Author: Beverly Jenkins
Published by: Avon Books
My rating: 4 out of 5 stars
Where I got the book: Public Library
I love cowboy romances. Forget Regency England, western romances are my go-to, easy, comfort reads. But these types of books are so, so, so white. And if there is a person of colour or an Indigenous person, they’re a secondary character who aids in getting the main white couple together. So I read these books, yell at them about the historical and contemporary whitewashing of the old and contemporary west, and then put them aside when I can’t handle them anymore.
So imagine my delight when I came across this book. It’s everything I’ve ever wanted in a romance novel, sizzling romantic tension, high stakes, social commentary and a diverse cast in a setting I love.
Rhine Fountain has built up an incredibly successful life, now the owner of a saloon in Virginia City and rich enough to be moving in the right social circles, only that his success depends on him passing as white.
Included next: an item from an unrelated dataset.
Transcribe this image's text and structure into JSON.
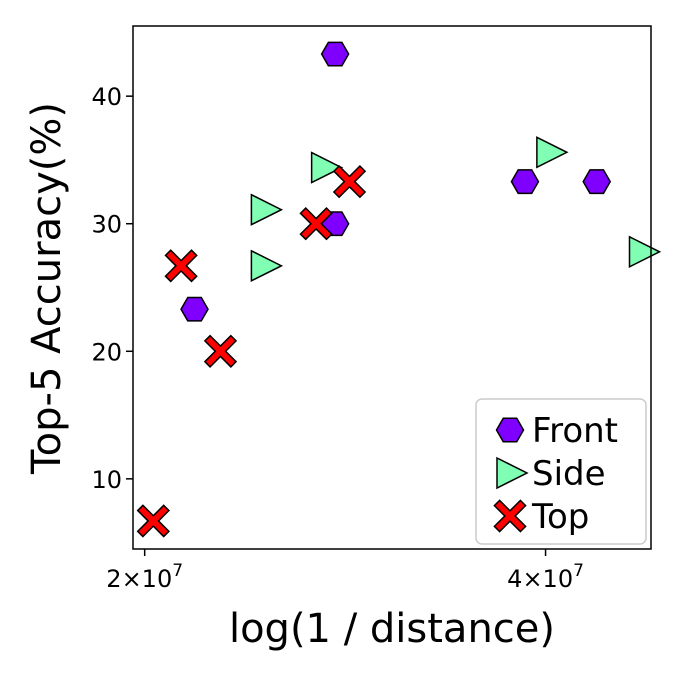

But an unexpected meeting with Eddy Carmichael, in which he rescues her from dying in the Nevada desert, causes Rhine to question the life he’s built for himself. Is the prestige and life of a wealthy white businessman worth the possibility of loosing Eddie?
Eddie may owe her life to Rhine but she’d not going to risk her heart for him. Interracial marriage is illegal and with plans to start up a restaurant in San Francisco, she’s not planning on staying in Virginia City long enough to fall for him. The attraction between them in undeniable though and it’s getting harder to resist it, despite how forbidden their relationship would be.
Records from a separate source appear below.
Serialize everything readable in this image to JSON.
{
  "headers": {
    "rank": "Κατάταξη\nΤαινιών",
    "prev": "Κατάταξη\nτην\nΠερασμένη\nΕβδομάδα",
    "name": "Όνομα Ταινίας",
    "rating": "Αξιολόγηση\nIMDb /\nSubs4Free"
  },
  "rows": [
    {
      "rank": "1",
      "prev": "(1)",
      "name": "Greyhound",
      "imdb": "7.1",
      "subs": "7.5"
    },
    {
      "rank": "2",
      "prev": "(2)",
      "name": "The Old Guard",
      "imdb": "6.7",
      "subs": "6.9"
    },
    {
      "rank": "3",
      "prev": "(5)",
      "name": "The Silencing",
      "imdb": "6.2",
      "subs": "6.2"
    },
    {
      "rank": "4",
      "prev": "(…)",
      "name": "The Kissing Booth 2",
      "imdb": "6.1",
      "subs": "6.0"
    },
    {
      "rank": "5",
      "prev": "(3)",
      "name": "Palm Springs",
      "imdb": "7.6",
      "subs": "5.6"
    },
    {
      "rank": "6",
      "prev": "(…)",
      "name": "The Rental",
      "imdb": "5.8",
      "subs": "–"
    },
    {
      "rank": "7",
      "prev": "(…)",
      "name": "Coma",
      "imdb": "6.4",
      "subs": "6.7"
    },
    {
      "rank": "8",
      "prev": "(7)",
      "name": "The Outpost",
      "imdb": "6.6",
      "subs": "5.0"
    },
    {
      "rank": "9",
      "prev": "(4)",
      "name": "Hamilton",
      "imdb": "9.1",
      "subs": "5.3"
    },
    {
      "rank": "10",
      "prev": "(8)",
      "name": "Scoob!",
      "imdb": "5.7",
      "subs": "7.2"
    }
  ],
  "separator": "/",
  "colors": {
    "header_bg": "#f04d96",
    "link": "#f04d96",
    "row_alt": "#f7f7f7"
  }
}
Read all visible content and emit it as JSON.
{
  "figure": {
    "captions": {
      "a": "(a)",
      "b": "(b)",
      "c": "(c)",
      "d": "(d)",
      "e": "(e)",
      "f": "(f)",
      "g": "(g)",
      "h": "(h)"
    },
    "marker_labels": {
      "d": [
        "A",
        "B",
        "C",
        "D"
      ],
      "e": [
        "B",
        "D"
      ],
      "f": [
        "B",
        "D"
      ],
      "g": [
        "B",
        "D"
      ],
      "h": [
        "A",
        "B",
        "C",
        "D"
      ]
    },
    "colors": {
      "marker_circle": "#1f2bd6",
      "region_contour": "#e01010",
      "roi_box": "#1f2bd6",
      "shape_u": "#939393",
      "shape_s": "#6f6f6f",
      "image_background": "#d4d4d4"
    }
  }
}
With excellent main and secondary characters and good historical background information, Forbidden is probably one of the best historical romances I’ve ever read. Rhine and Eddie’s relationship is a delight, one that slowly develops. Yes, there’s undeniable sexual tension, but they actually talk to each other and have lives and worries beyond pinning for each other. Eddie is trying to save up money and adjust to her new life in Virginia City and Rhine is struggling with balancing the workload of his business and the disapproval of the white political elite about him operating a saloon, which is obviously a den of depravity. Not to mention the difficulties of trying to tactfully break his engagement due to falling for Eddie.
Beverly Jenkins’ historical world-building is also excellent. None of the information presented feels forced, but rather just an extension of the world the character live in and their concerns. Historical tidbits were sprinkled in easily and I learnt a lot about the Reconstruction Period in the US, something we don’t learn a lot about in Canada.
Romance wise, Forbidden is a very sweet story that has a nice amount of sexual tension. The sex scenes aren’t of the fade-to-black variety, but aren’t terribly graphic either. This is a good book for people who like a decent amount of sexiness in their romance novels, but don’t want to tread over into the territory of erotica.
Forbidden is also one of the best romance novels I’ve read that has conversations about consent and centres sexual experiences around Eddie’s pleasure. Although traditionally written for and marketed at women, romance novels often still perpetuate dangerous discourses of sexuality that confuse abuse, male control and violence with love and eroticism. Forbidden doesn’t do that though. It’s very much a sweet, occasionally sexy, modern love story set in the old west.
I’m very excited to read the rest of this series and more of Beverly Jenkins’ work.